Political analyst H. A. Hellyer, author of “A Revolution Undone: Egypt’s Road Beyond Revolt” and non-resident Senior Fellow at the Atlantic Council, joins Center for Global Policy Senior Fellow Kamran Bokhari for a conversation about Egypt after the Arab Spring.
Hellyer says his book came about when he found that analysts outside the country who were reporting and analyzing Egypt’s political instability were missing some nuances. He says his book is not a definitive analysis but does describe how he saw events unfolding in Egypt from 2011 until about 2015. He explains that “revolution undone” means that there was an uprising, but the entire process of a revolution was not completed in Egypt and it remains unfinished. However, he notes that the common narrative — that the situation in Egypt is much as it was under Hosni Mubarak’s regime — is incorrect. The government in Egypt functions very differently from how it functioned in 2010, and relationships between the institutions in Egypt have changed. The situation is not necessarily better, but it is different.
In this podcast, Hellyer answers Bokhari’s questions about the different actors on Egypt’s political stage, such as the Muslim Brotherhood, the military, the judiciary and the president. He also describes Egypt’s current economic struggles and how the months of June, July and August could be difficult because of expenses associated with Ramadan and with electricity use during the hottest months of the year.

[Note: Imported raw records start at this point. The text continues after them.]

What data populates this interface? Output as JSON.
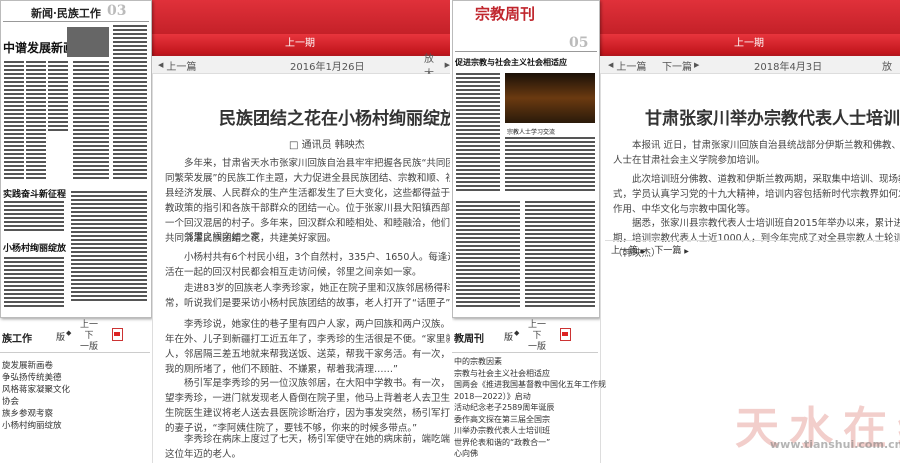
{
  "left": {
    "thumbnail": {
      "section_header": "新闻·民族工作",
      "page_number": "03",
      "headline_fragment": "中谱发展新画卷",
      "label_1": "实践奋斗新征程",
      "label_2": "小杨村绚丽绽放"
    },
    "nav_upper": "上一期",
    "toolbar": {
      "prev": "上一篇",
      "date": "2016年1月26日",
      "next": "放大"
    },
    "article": {
      "title": "民族团结之花在小杨村绚丽绽放",
      "byline": "□ 通讯员  韩映杰",
      "paragraphs": [
        "多年来，甘肃省天水市张家川回族自治县牢牢把握各民族“共同团结奋斗、共同繁荣发展”的民族工作主题，大力促进全县民族团结、宗教和顺、社会和谐，全县经济发展、人民群众的生产生活都发生了巨大变化，这些都得益于党的民族宗教政策的指引和各族干部群众的团结一心。位于张家川县大阳镇西部的小杨村是一个回汉混居的村子。多年来，回汉群众和睦相处、和睦融洽，他们以实际行动共同浇灌民族团结之花，共建美好家园。",
        "邻里之间亲如一家",
        "小杨村共有6个村民小组，3个自然村，335户、1650人。每逢过年过节，生活在一起的回汉村民都会相互走访问候，邻里之间亲如一家。",
        "走进83岁的回族老人李秀珍家，她正在院子里和汉族邻居杨得科老人拉家常，听说我们是要采访小杨村民族团结的故事，老人打开了“话匣子”。",
        "李秀珍说，她家住的巷子里有四户人家，两户回族和两户汉族。由于女儿常年在外、儿子到新疆打工近五年了，李秀珍的生活很是不便。“家里就剩我一个人，邻居隔三差五地就来帮我送饭、送菜，帮我干家务活。有一次，杨登科发现我的厕所堵了，他们不顾脏、不嫌累，帮着我清理……”",
        "杨引军是李秀珍的另一位汉族邻居，在大阳中学教书。有一次，杨引军去看望李秀珍，一进门就发现老人昏倒在院子里，他马上背着老人去卫生院看病。卫生院医生建议将老人送去县医院诊断治疗，因为事发突然，杨引军打电话给自己的妻子说，“李阿姨住院了，要钱不够，你来的时候多带点。”",
        "李秀珍在病床上度过了七天，杨引军便守在她的病床前，端吃端喝，伺候着这位年迈的老人。"
      ]
    },
    "bottom_bar": {
      "section": "族工作",
      "version": "版",
      "pager": [
        "上一",
        "下",
        "一版"
      ]
    },
    "toc": [
      "旋发展新画卷",
      "",
      "争弘扬传统美德",
      "风格蒋家凝聚文化",
      "协会",
      "族乡参观考察",
      "小杨村绚丽绽放"
    ]
  },
  "right": {
    "thumbnail": {
      "masthead": "宗教周刊",
      "page_number": "05",
      "headline_fragment": "促进宗教与社会主义社会相适应",
      "photo_caption": "宗教人士学习交流"
    },
    "nav_upper": "上一期",
    "toolbar": {
      "prev": "上一篇",
      "next": "下一篇",
      "date": "2018年4月3日",
      "zoom": "放"
    },
    "article": {
      "title": "甘肃张家川举办宗教代表人士培训班",
      "paragraphs": [
        "本报讯  近日，甘肃张家川回族自治县统战部分伊斯兰教和佛教、道教代表人士在甘肃社会主义学院参加培训。",
        "此次培训班分佛教、道教和伊斯兰教两期，采取集中培训、现场教学的形式，学员认真学习党的十九大精神，培训内容包括新时代宗教界如何发挥积极作用、中华文化与宗教中国化等。",
        "据悉，张家川县宗教代表人士培训班自2015年举办以来，累计进行11期，培训宗教代表人士近1000人，到今年完成了对全县宗教人士轮训计划。（韩映杰）"
      ],
      "pager": {
        "prev": "上一篇",
        "next": "下一篇"
      }
    },
    "bottom_bar": {
      "section": "教周刊",
      "version": "版",
      "pager": [
        "上一",
        "下",
        "一版"
      ]
    },
    "toc": [
      "中的宗教因素",
      "宗教与社会主义社会相适应",
      "国两会《推进我国基督教中国化五年工作规",
      "2018—2022）》启动",
      "活动纪念老子2589周年诞辰",
      "委作高文探在第三届全国宗",
      "川举办宗教代表人士培训班",
      "世界伦表和谐的“政教合一”",
      "心向佛"
    ]
  },
  "watermark": {
    "text": "天水在线",
    "url": "www.tianshui.com.cn"
  }
}
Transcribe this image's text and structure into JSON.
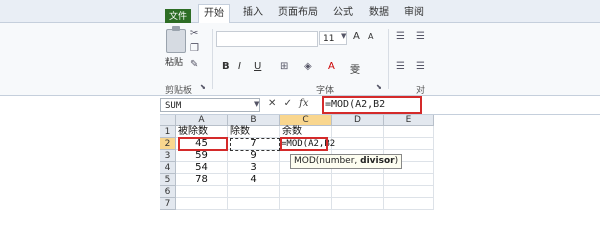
{
  "ribbon": {
    "tabs": [
      "文件",
      "开始",
      "插入",
      "页面布局",
      "公式",
      "数据",
      "审阅"
    ],
    "active_tab": "开始",
    "groups": {
      "clipboard": "剪贴板",
      "font": "字体",
      "align_partial": "对"
    },
    "paste_label": "粘贴",
    "font_size": "11",
    "grow_font": "A",
    "shrink_font": "A",
    "bold": "B",
    "italic": "I",
    "underline": "U",
    "font_color": "A",
    "phonetic": "雯"
  },
  "formula_bar": {
    "name_box": "SUM",
    "cancel": "✕",
    "enter": "✓",
    "fx": "fx",
    "formula": "=MOD(A2,B2"
  },
  "sheet": {
    "columns": [
      "A",
      "B",
      "C",
      "D",
      "E"
    ],
    "rows": [
      "1",
      "2",
      "3",
      "4",
      "5",
      "6",
      "7"
    ],
    "header": [
      "被除数",
      "除数",
      "余数"
    ],
    "data": [
      [
        "45",
        "7"
      ],
      [
        "59",
        "9"
      ],
      [
        "54",
        "3"
      ],
      [
        "78",
        "4"
      ]
    ],
    "edit_cell": "=MOD(A2,B2",
    "tooltip_fn": "MOD(number, ",
    "tooltip_arg": "divisor",
    "tooltip_end": ")"
  },
  "colors": {
    "highlight": "#d42a2a",
    "selected_header": "#f9d68e",
    "file_tab": "#2d6d25"
  }
}
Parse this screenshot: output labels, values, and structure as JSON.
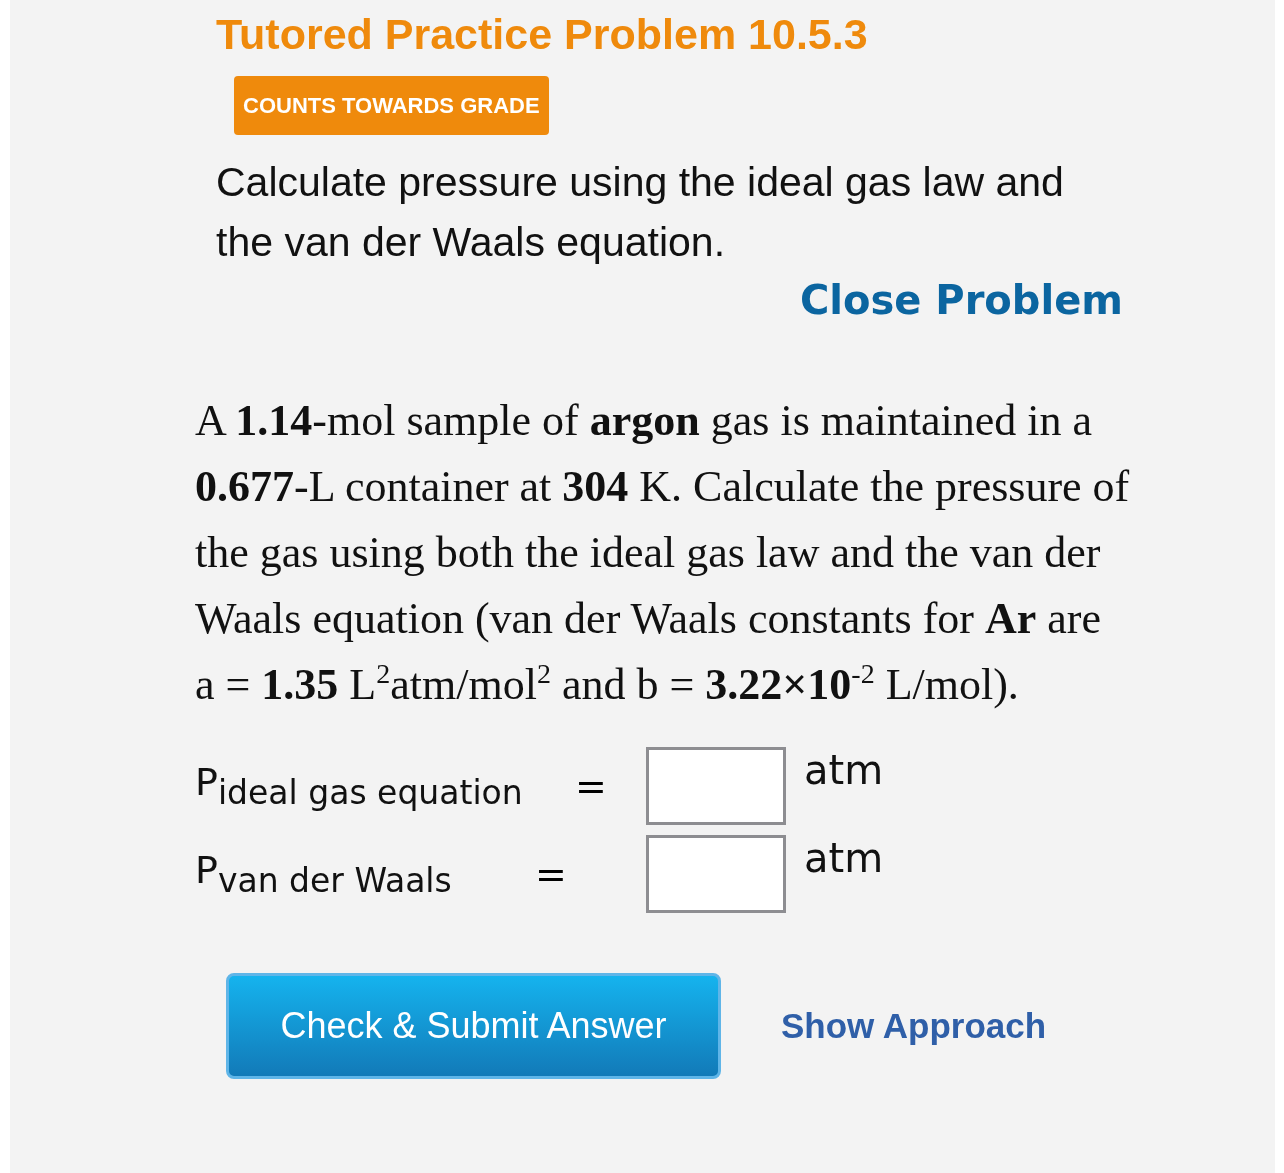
{
  "header": {
    "title": "Tutored Practice Problem 10.5.3",
    "badge": "COUNTS TOWARDS GRADE",
    "subtitle": "Calculate pressure using the ideal gas law and the van der Waals equation.",
    "close_link": "Close Problem"
  },
  "problem": {
    "text": "A **1.14**-mol sample of **argon** gas is maintained in a **0.677**-L container at **304** K. Calculate the pressure of the gas using both the ideal gas law and the van der Waals equation (van der Waals constants for **Ar** are a = **1.35** L$^{2}$atm/mol$^{2}$ and b = **3.22×10**$^{-2}$ L/mol)."
  },
  "answers": [
    {
      "label": "P$_{ideal gas equation}$",
      "equals": "=",
      "unit": "atm"
    },
    {
      "label": "P$_{van der Waals}$",
      "equals": "=",
      "unit": "atm"
    }
  ],
  "actions": {
    "submit": "Check & Submit Answer",
    "approach": "Show Approach"
  }
}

Hellyer also explains the apathy and exhaustion among the Egyptian population and the average voter’s concerns about creating more instability and opening up Egypt to a fate like Syria’s or Somalia’s — something Hellyer does not think is likely. The Islamic State will continue posing a security threat, and instability could spill over from Libya across the countries’ long and remote border, but Hellyer says Egypt does not appear to be vulnerable to many of the factors that could make it a failed state.
Also in this podcast, Hellyer and Bokhari discuss Islamists and non-Islamists in Egypt and the importance of the development of indigenous political responses in the post-colonial Arab world.